British political secretary (1892–1966)

Rose Rosenberg, CBE (1 September 1892 – 13 April 1966) was a Jewish English woman who served as the private secretary for statesman Ramsay MacDonald from 1923 to 1935. Prior to her employment with MacDonald, she worked in the National Council for Civil Liberties with those opposed to conscription and was the personal assistant of suffragette, Margaret Mackworth, 2nd Viscountess Rhondda. She was known for her ability to keep secrets, monitoring those who wished to engage with MacDonald, and earned the nickname "Miss Rose of No. 10" from the international press. She was honored as a Commander of the Order of the British Empire in 1930. In later life, she worked for the British publicity office of Metro-Goldwyn-Mayer and in various positions during World War II providing assistance.

==Early life==
Rose Rosenberg was born on 1 September 1892 in Spitalfields, a parish of London, England to Rachel (née Rosenthal) and Isaac Rosenberg. Both of her parents were born in Russia and were naturalized citizens of Britain. At a young age, she began studying piano and wanted to become a professional musician. Completing her elementary schooling, she enrolled at a commercial college and took university extension classes, learning shorthand and typing. Family circumstances forced her to leave her studies at the age of fourteen. Rosenberg joined the Women's Social and Political Union while still a teenager, working for women's suffrage and during World War I became a pacifist, assisting conscientious objectors with her knowledge of the various military acts. She had been hired as an assistant to the director of the National Council for Civil Liberties and when he left for health reasons, she took over the post. Simultaneously, at age seventeen, she became editor of a mining magazine and joined the Fabian Society. The following year, she became the private secretary of Lady Rhondda.

==Career==
In 1919, she joined the general staff of the Parliamentary Labour Party and in 1923 was hired by Ramsay MacDonald, the Labour Party leader, as his private secretary. When MacDonald became Prime Minister (PM) she earned the nickname in the press as "Miss Rose of No. 10", after 10 Downing Street, headquarters of the Government of the United Kingdom. She remained at her post when he resigned the premiership in 1925 and became the leader of the opposition. From 1929 through MacDonald's second posting as PM, which ended in 1935, Rosenberg was the conduit for information between him and both the press and the House of Commons.

Rosenberg maintained the correspondence of MacDonald, keeping the only other key to his confidential papers. She and his daughter Ishbel MacDonald became friends and together they tried to shield him from the pressures of office.
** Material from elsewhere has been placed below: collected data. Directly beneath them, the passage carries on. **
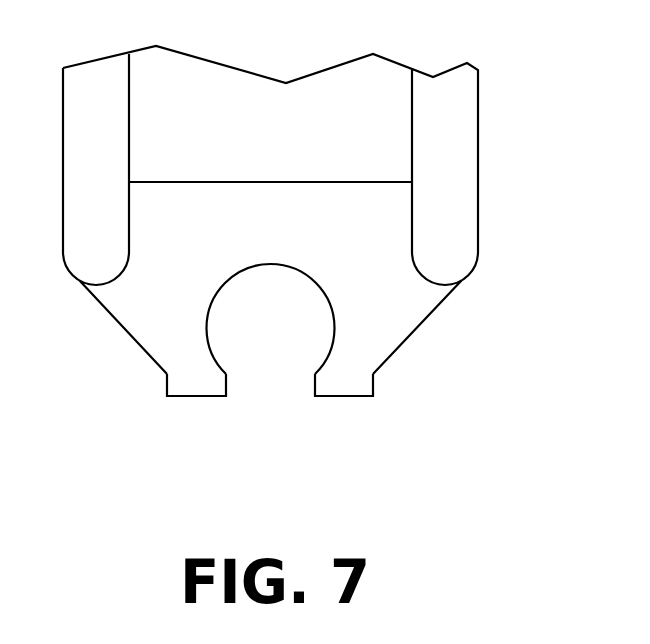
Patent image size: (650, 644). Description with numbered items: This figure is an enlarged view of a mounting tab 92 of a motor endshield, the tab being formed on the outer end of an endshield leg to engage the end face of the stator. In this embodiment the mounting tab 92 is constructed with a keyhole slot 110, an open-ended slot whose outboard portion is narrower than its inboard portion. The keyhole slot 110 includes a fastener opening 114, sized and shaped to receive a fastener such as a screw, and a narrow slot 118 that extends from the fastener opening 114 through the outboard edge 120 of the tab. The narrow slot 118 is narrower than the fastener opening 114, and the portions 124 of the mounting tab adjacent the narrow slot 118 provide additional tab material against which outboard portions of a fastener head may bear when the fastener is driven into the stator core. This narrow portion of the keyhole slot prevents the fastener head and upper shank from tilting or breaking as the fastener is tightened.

The mounting tab 92 is at (460, 111).
The keyhole slot 110 is at (238, 409).
The fastener opening 114 is at (312, 280).
The narrow slot 118 is at (276, 389).
The outboard edge 120 is at (360, 400).
The portions of the mounting tab 124 is at (193, 385).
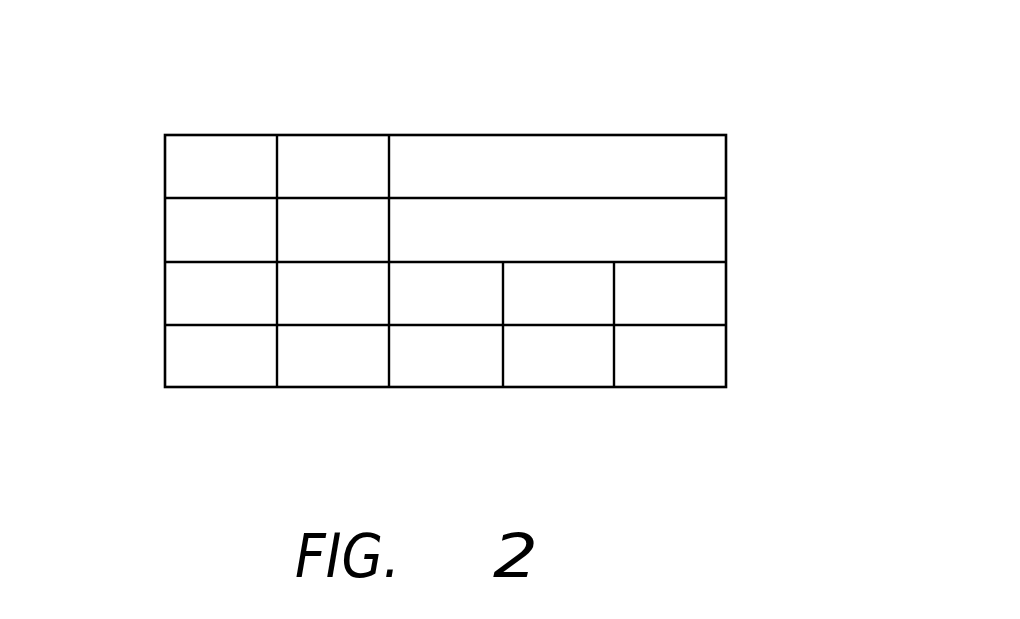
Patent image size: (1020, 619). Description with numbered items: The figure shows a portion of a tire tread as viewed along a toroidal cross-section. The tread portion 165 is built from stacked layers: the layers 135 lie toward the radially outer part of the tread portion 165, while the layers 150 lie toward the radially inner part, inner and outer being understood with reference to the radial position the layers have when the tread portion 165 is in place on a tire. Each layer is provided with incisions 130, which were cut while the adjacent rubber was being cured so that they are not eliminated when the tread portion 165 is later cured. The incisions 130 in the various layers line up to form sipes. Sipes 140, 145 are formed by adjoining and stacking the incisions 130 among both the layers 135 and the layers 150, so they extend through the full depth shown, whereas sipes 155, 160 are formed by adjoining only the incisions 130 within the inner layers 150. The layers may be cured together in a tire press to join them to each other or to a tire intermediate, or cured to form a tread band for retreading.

The incision 130 is at (390, 190).
The outer layers 135 is at (125, 135).
The sipe 140 is at (277, 136).
The sipe 145 is at (389, 136).
The inner layers 150 is at (125, 262).
The sipe 155 is at (503, 387).
The sipe 160 is at (614, 387).
The tread portion 165 is at (693, 87).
In 1928, she became the first woman admitted to the House of Commons' Strangers' Dining Room and the following year accompanied MacDonald on a visit to the United States, the first time a sitting British PM had come to the US. She was honored as a Commander of the Order of the British Empire in 1930. She served him until 1937 and left in June to serve as an executive at the British branch of Metro-Goldwyn-Mayer in charge of their publicity.

On 2 October 1939, Rosenberg married Laszlo Hoenig, a Hungarian architect and interior designer, in Chelsea, London Her husband opened a furniture showroom of his modernist designs in Mayfair. During World War II, she worked with Lady Reading at the Women's Voluntary Service for Civil Defence. She also worked on the Committee of Friends of the Hebrew University and performed work with refugees. She and Hoenig divorced in 1954 and she returned as a legal advisor to the National Council for Civil Liberties.

==Death and legacy==
Hoenig died on 13 April 1966, in London. She was remembered as the "power behind Ramsay MacDonald's throne" for her ability to maintain discretion and to navigate and manage communications conduits to and from the Prime Minister. Though in later life she would give interviews about office procedures during her tenure with MacDonald, she refused to publish a memoir or divulge information on the personalities or business to which she was privy.